Taking high doses of vitamin D doubles the risk of developing a serious heart complaint, finds a new survey.
Vitamin D, also known as the 'sunshine' hormone, promotes calcium absorption, helping maintain bone strength. Although there is no lack of sunshine in Australia, many people are Vitamin D deficient, leaving them at risk of muscle and bone weakness.
"Studies show a significant number of Australians have at least marginal vitamin D deficiency, with two studies showing rates of 43 percent in young women and 23 percent in the general adult population," says Dr Michael Holick, author of The Vitamin D Solution (Scribe, $35).
This increased awareness of vitamin D deficiency has led many to seek out supplements to ensure they get enough, but according to a recent survey, too much may increase the risk of developing a serious heart condition.

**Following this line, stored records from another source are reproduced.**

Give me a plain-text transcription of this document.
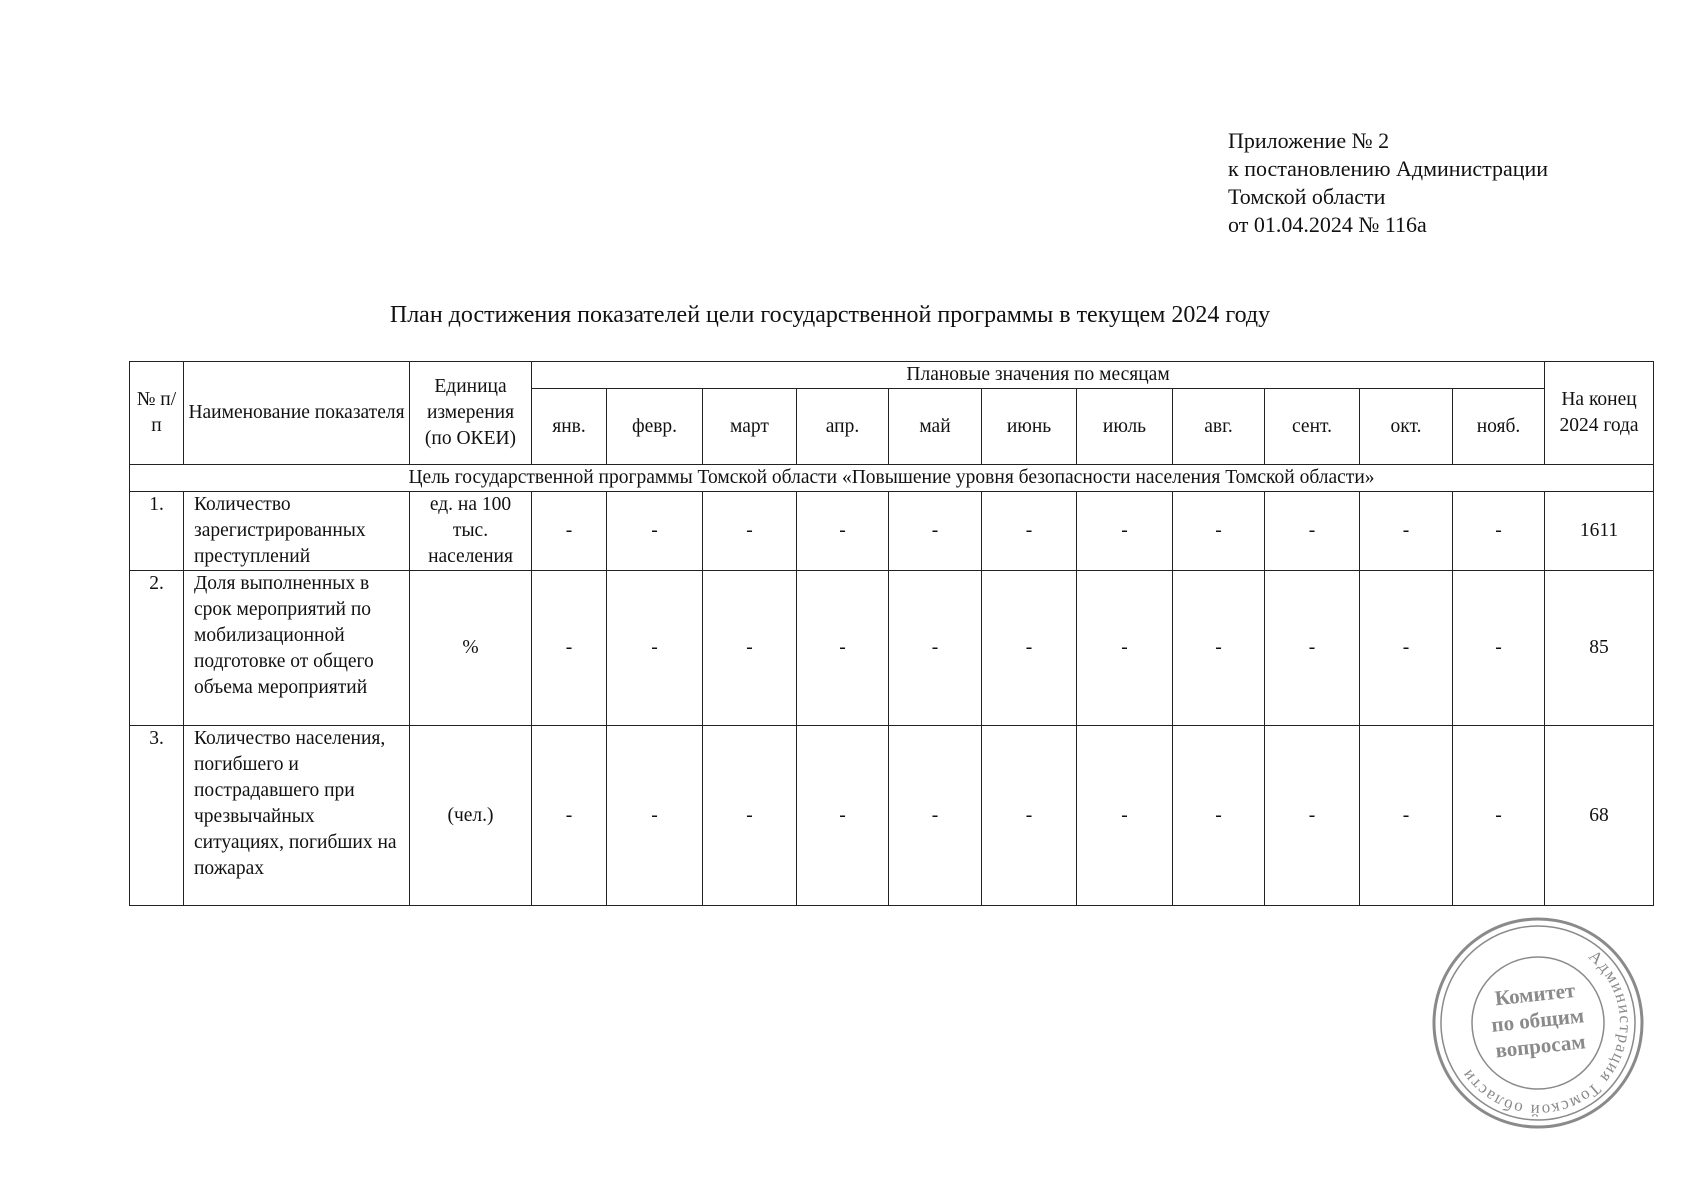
Приложение № 2
к постановлению Администрации
Томской области
от 01.04.2024 № 116а
План достижения показателей цели государственной программы в текущем 2024 году
№ п/п	Наименование показателя	Единица измерения (по ОКЕИ)	Плановые значения по месяцам											На конец 2024 года
			янв.	февр.	март	апр.	май	июнь	июль	авг.	сент.	окт.	нояб.	
Цель государственной программы Томской области «Повышение уровня безопасности населения Томской области»														
1.	Количество зарегистрированных преступлений	ед. на 100 тыс. населения	-	-	-	-	-	-	-	-	-	-	-	1611
2.	Доля выполненных в срок мероприятий по мобилизационной подготовке от общего объема мероприятий	%	-	-	-	-	-	-	-	-	-	-	-	85
3.	Количество населения, погибшего и пострадавшего при чрезвычайных ситуациях, погибших на пожарах	(чел.)	-	-	-	-	-	-	-	-	-	-	-	68
Администрация Томской области
Комитет
по общим
вопросам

Researchers at the Intermountain Medical Centre in Utah looked at blood tests from 132,000 patients and found those with excess levels of the vitamin in their blood were 2.5 times more likely to have atrial fibrillation (AF), a type of heart flutter which can lead to stroke.
They found those with vitamin D levels above 100 nanograms per 100ml, were 2.5 times more likely to have AF as those with normal levels (41-80ng/100ml).

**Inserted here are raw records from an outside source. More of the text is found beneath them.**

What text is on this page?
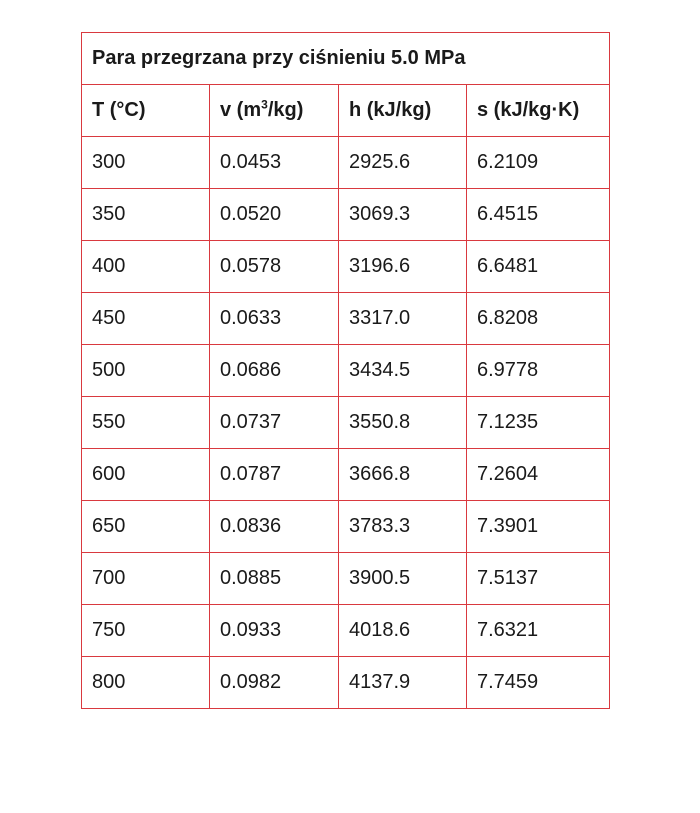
Para przegrzana przy ciśnieniu 5.0 MPa			
T (°C)	v $(m^3/kg)$	h (kJ/kg)	s (kJ/kg·K)
300	0.0453	2925.6	6.2109
350	0.0520	3069.3	6.4515
400	0.0578	3196.6	6.6481
450	0.0633	3317.0	6.8208
500	0.0686	3434.5	6.9778
550	0.0737	3550.8	7.1235
600	0.0787	3666.8	7.2604
650	0.0836	3783.3	7.3901
700	0.0885	3900.5	7.5137
750	0.0933	4018.6	7.6321
800	0.0982	4137.9	7.7459
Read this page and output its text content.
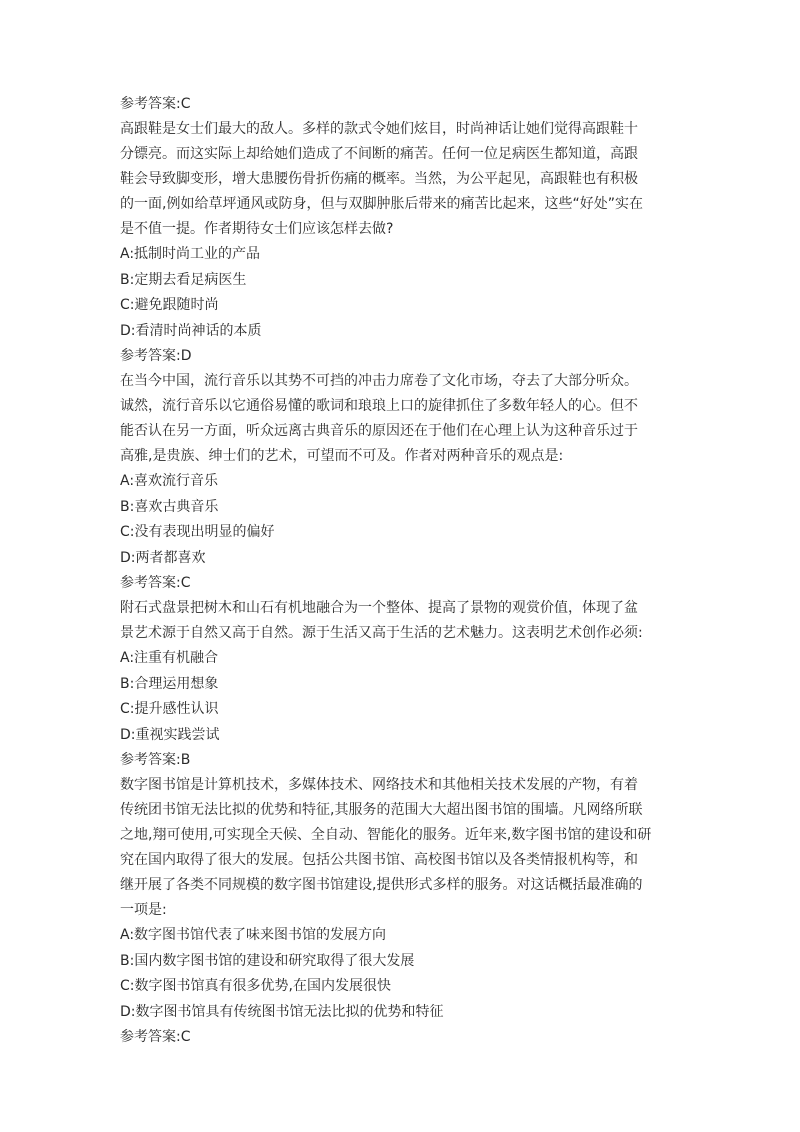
参考答案:C
高跟鞋是女士们最大的敌人。多样的款式令她们炫目，时尚神话让她们觉得高跟鞋十
分镖亮。而这实际上却给她们造成了不间断的痛苦。任何一位足病医生都知道，高跟
鞋会导致脚变形，增大患腰伤骨折伤痛的概率。当然，为公平起见，高跟鞋也有积极
的一面,例如给草坪通风或防身，但与双脚肿胀后带来的痛苦比起来，这些“好处”实在
是不值一提。作者期待女士们应该怎样去做?
A:抵制时尚工业的产品
B:定期去看足病医生
C:避免跟随时尚
D:看清时尚神话的本质
参考答案:D
在当今中国，流行音乐以其势不可挡的冲击力席卷了文化市场，夺去了大部分听众。
诚然，流行音乐以它通俗易懂的歌词和琅琅上口的旋律抓住了多数年轻人的心。但不
能否认在另一方面，听众远离古典音乐的原因还在于他们在心理上认为这种音乐过于
高雅,是贵族、绅士们的艺术，可望而不可及。作者对两种音乐的观点是:
A:喜欢流行音乐
B:喜欢古典音乐
C:没有表现出明显的偏好
D:两者都喜欢
参考答案:C
附石式盘景把树木和山石有机地融合为一个整体、提高了景物的观赏价值，体现了盆
景艺术源于自然又高于自然。源于生活又高于生活的艺术魅力。这表明艺术创作必须:
A:注重有机融合
B:合理运用想象
C:提升感性认识
D:重视实践尝试
参考答案:B
数字图书馆是计算机技术，多媒体技术、网络技术和其他相关技术发展的产物，有着
传统团书馆无法比拟的优势和特征,其服务的范围大大超出图书馆的围墙。凡网络所联
之地,翔可使用,可实现全天候、全自动、智能化的服务。近年来,数字图书馆的建设和研
究在国内取得了很大的发展。包括公共图书馆、高校图书馆以及各类情报机构等，和
继开展了各类不同规模的数字图书馆建设,提供形式多样的服务。对这话概括最准确的
一项是:
A:数字图书馆代表了味来图书馆的发展方向
B:国内数字图书馆的建设和研究取得了很大发展
C:数字图书馆真有很多优势,在国内发展很快
D:数字图书馆具有传统图书馆无法比拟的优势和特征
参考答案:C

Heart rhythm specialist Dr T Jared Bunch advised patients to tell their doctors what vitamin supplements they were taking.
"Patients don't think of vitamins and supplements as drugs. But any vitamin or supplement that is touted as 'healing' or 'natural' is a drug and will have effects that are both beneficial and harmful," he said.

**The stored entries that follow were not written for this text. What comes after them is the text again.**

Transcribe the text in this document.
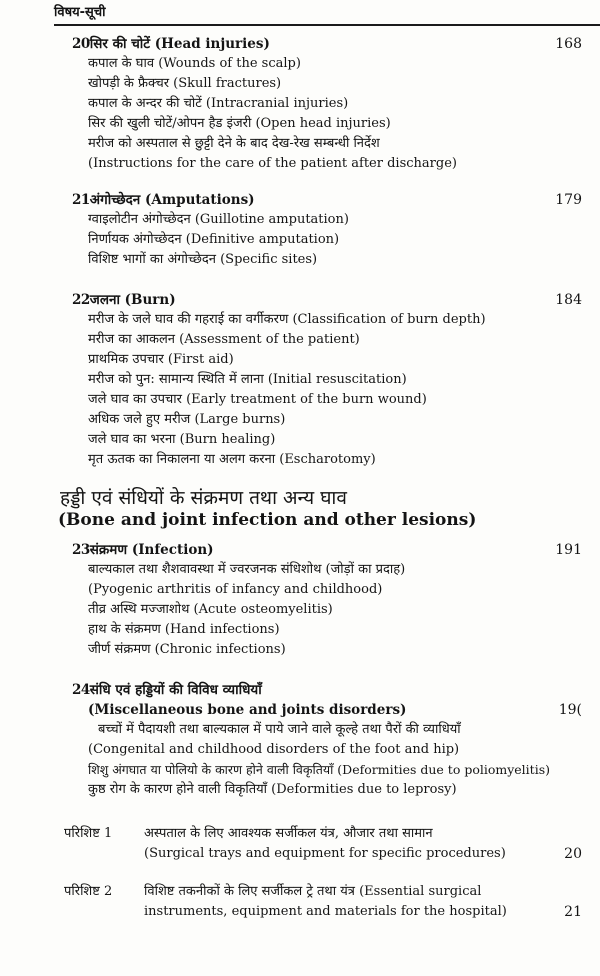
विषय-सूची
20सिर की चोटें (Head injuries)	168
कपाल के घाव (Wounds of the scalp)
खोपड़ी के फ्रैक्चर (Skull fractures)
कपाल के अन्दर की चोटें (Intracranial injuries)
सिर की खुली चोटें/ओपन हैड इंजरी (Open head injuries)
मरीज को अस्पताल से छुट्टी देने के बाद देख-रेख सम्बन्धी निर्देश
(Instructions for the care of the patient after discharge)
21अंगोच्छेदन (Amputations)	179
ग्वाइलोटीन अंगोच्छेदन (Guillotine amputation)
निर्णायक अंगोच्छेदन (Definitive amputation)
विशिष्ट भागों का अंगोच्छेदन (Specific sites)
22जलना (Burn)	184
मरीज के जले घाव की गहराई का वर्गीकरण (Classification of burn depth)
मरीज का आकलन (Assessment of the patient)
प्राथमिक उपचार (First aid)
मरीज को पुन: सामान्य स्थिति में लाना (Initial resuscitation)
जले घाव का उपचार (Early treatment of the burn wound)
अधिक जले हुए मरीज (Large burns)
जले घाव का भरना (Burn healing)
मृत ऊतक का निकालना या अलग करना (Escharotomy)
हड्डी एवं संधियों के संक्रमण तथा अन्य घाव
(Bone and joint infection and other lesions)
23संक्रमण (Infection)	191
बाल्यकाल तथा शैशवावस्था में ज्वरजनक संधिशोथ (जोड़ों का प्रदाह)
(Pyogenic arthritis of infancy and childhood)
तीव्र अस्थि मज्जाशोथ (Acute osteomyelitis)
हाथ के संक्रमण (Hand infections)
जीर्ण संक्रमण (Chronic infections)
24संधि एवं हड्डियों की विविध व्याधियाँ
(Miscellaneous bone and joints disorders)	19(
बच्चों में पैदायशी तथा बाल्यकाल में पाये जाने वाले कूल्हे तथा पैरों की व्याधियाँ
(Congenital and childhood disorders of the foot and hip)
शिशु अंगघात या पोलियो के कारण होने वाली विकृतियाँ (Deformities due to poliomyelitis)
कुष्ठ रोग के कारण होने वाली विकृतियाँ (Deformities due to leprosy)
परिशिष्ट 1 अस्पताल के लिए आवश्यक सर्जीकल यंत्र, औजार तथा सामान
(Surgical trays and equipment for specific procedures)	20
परिशिष्ट 2 विशिष्ट तकनीकों के लिए सर्जीकल ट्रे तथा यंत्र (Essential surgical
instruments, equipment and materials for the hospital)	21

"Just like any therapy, vitamins need to be taken for the right reasons and at the right doses."
Vitamin D is produced naturally with exposure to the sun 15 minutes a day should be enough to obtain adequate amounts. Dietary sources include eggs, salmon, sardines, herrings, mackerel, swordfish and other oily fish. Discuss with your doctor if you think you require supplementation.